Blue flag featuring the white compass emblem of NATO, symbolizing the military alliance.

NATO 3.0 Emerges Alive and Dangerous from the Ankara Summit

Despite geopolitical tensions and internal divisions, the latest NATO summit reaffirmed the alliance's resilience and its commitment to maintaining U.S.-led security cooperation. The summit highlighted increased European military spending, continued support for Ukraine, and NATO's evolving role in a shifting global order marked by growing strategic competition with Russia, China, Iran, and North Korea.

Friends,

I was asked to prepare a talk about the outcome of the NATO summit in Ankara last week. I listened intently to US, European and Russian figures, and read as obsessively as I could.

I have since slightly tweaked my talk and published it in Common Dreams.

With the murders of immigrants here and Trump’s second or third Iran War (He’ll do almost anything to avoid the War Powers Act) NATO may not be at the top of your concerns. That said, the article reflects changes in the world that are and will affect us all.

With all best wishes,

Joseph

Despite its well-advertised tensions and tectonic geopolitical changes, this week’s NATO summit demonstrated that NATO has survived and is resilient. It remains committed to reinforcing US hegemony across Europe and globally. Not a lot has changed since former US National Security Advisor Zbigniew Brzezinski wrote that US global dominance relies on controlling the periphery of Eurasia: NATO in the West, in Southwest Asia to the South, as well as its Asia-Pacific allies from South Korea and Japan through the Philippines and Australia. In the 21st century, military planning as well as trade is deeply integrated across these three regions.

The Summit served to reinforce what is emerging as a new bloc system for our yet to be named era. Threatened by the US and NATO, as John Mearsheimer remarked, Russia, China, Iran, and North Korea each see the US as a mortal enemy. While each of these nations’ situations and ambitions are vastly different, they share an interest in fending off threats from the US. They are thus increasingly binding themselves to one another economically, militarily, and diplomatically.

There were four major dimensions to the summit: 1) NATO’s survival despite its fault lines, 2) the first day’s focus on expanding and integrating European and US military production infrastructures and weapons sales contracts. 3) The final declaration celebrated and committed to still more European military spending. And 4) support for Ukraine was manifest.

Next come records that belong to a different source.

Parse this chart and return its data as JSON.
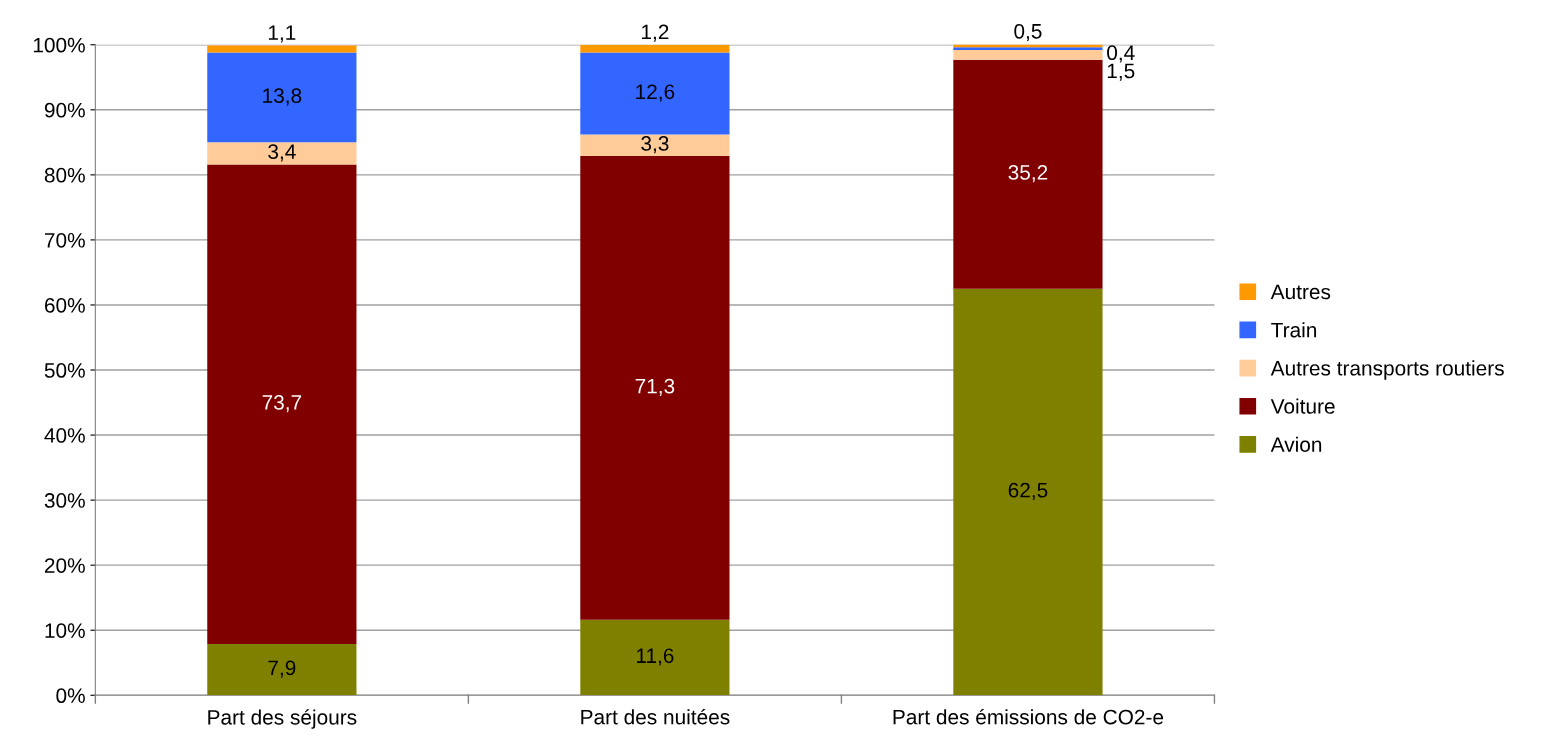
{
  "chart_data": {
    "type": "bar",
    "stacked": true,
    "categories": [
      "Part des séjours",
      "Part des nuitées",
      "Part des émissions de CO2-e"
    ],
    "series": [
      {
        "name": "Avion",
        "color": "#808000",
        "values": [
          7.9,
          11.6,
          62.5
        ],
        "value_labels": [
          "7,9",
          "11,6",
          "62,5"
        ]
      },
      {
        "name": "Voiture",
        "color": "#800000",
        "values": [
          73.7,
          71.3,
          35.2
        ],
        "value_labels": [
          "73,7",
          "71,3",
          "35,2"
        ]
      },
      {
        "name": "Autres transports routiers",
        "color": "#ffcc99",
        "values": [
          3.4,
          3.3,
          1.5
        ],
        "value_labels": [
          "3,4",
          "3,3",
          "1,5"
        ]
      },
      {
        "name": "Train",
        "color": "#3366ff",
        "values": [
          13.8,
          12.6,
          0.4
        ],
        "value_labels": [
          "13,8",
          "12,6",
          "0,4"
        ]
      },
      {
        "name": "Autres",
        "color": "#ff9900",
        "values": [
          1.1,
          1.2,
          0.5
        ],
        "value_labels": [
          "1,1",
          "1,2",
          "0,5"
        ]
      }
    ],
    "ylim": [
      0,
      100
    ],
    "yticks": [
      {
        "value": 0,
        "label": "0%"
      },
      {
        "value": 10,
        "label": "10%"
      },
      {
        "value": 20,
        "label": "20%"
      },
      {
        "value": 30,
        "label": "30%"
      },
      {
        "value": 40,
        "label": "40%"
      },
      {
        "value": 50,
        "label": "50%"
      },
      {
        "value": 60,
        "label": "60%"
      },
      {
        "value": 70,
        "label": "70%"
      },
      {
        "value": 80,
        "label": "80%"
      },
      {
        "value": 90,
        "label": "90%"
      },
      {
        "value": 100,
        "label": "100%"
      }
    ],
    "grid": "y",
    "legend": "right",
    "marker": "square"
  }
}
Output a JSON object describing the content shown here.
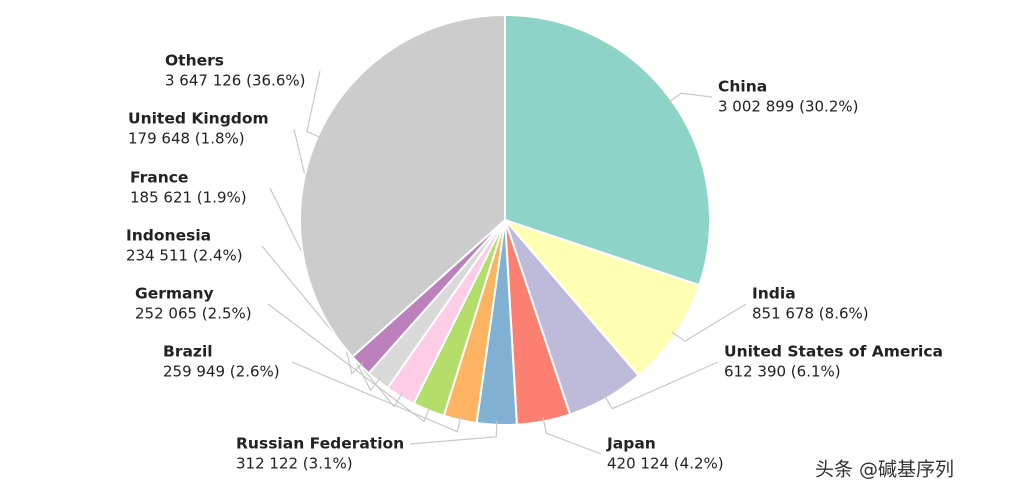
{
  "chart_data": {
    "type": "pie",
    "categories": [
      "China",
      "India",
      "United States of America",
      "Japan",
      "Russian Federation",
      "Brazil",
      "Germany",
      "Indonesia",
      "France",
      "United Kingdom",
      "Others"
    ],
    "values": [
      3002899,
      851678,
      612390,
      420124,
      312122,
      259949,
      252065,
      234511,
      185621,
      179648,
      3647126
    ],
    "value_labels": [
      "3 002 899 (30.2%)",
      "851 678 (8.6%)",
      "612 390 (6.1%)",
      "420 124 (4.2%)",
      "312 122 (3.1%)",
      "259 949 (2.6%)",
      "252 065 (2.5%)",
      "234 511 (2.4%)",
      "185 621 (1.9%)",
      "179 648 (1.8%)",
      "3 647 126 (36.6%)"
    ],
    "colors": [
      "#8dd3c7",
      "#ffffb3",
      "#bebada",
      "#fb8072",
      "#80b1d3",
      "#fdb462",
      "#b3de69",
      "#fccde5",
      "#d9d9d9",
      "#bc80bd",
      "#cccccc"
    ]
  },
  "watermark": "头条 @碱基序列"
}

The move to what is termed NATO 3.0, with European nations assuming greater responsibilities for the European theater, reflects the United States relative decline, something which has been glaringly demonstrated in its failed war against Iran. Trump and his coterie understand that US “leadership” is only possible with NATO. Despite his rhetoric, Trump and company value NATO because it allows them to do what they want to do elsewhere, especially in the most economically dynamic part of the world: the Indo-Pacific.

The transatlantic and increasingly global NATO alliance remains strong despite its fault lines due to what the elites understand as overlapping US and European shared interests, if not values.

NATO Secretary General Rutte and his allies insulated the alliance from Trump, from his madness, his dementia, his claim that US ships have been attacked by the Islamic Republic of Japan, demands for Greenland, and his complaints that European nations didn’t deliver all that he wanted in his war on Iran. Toward that end, the summit was convened and adjourned in less than a day, and the final declaration was limited to just six paragraphs, leaving little room for debate.

In fact, although not widely reported, during the war European allies have allowed US warplanes and ships to operate from bases across the continent, and they have provided access to their facilities for repairs and refueling.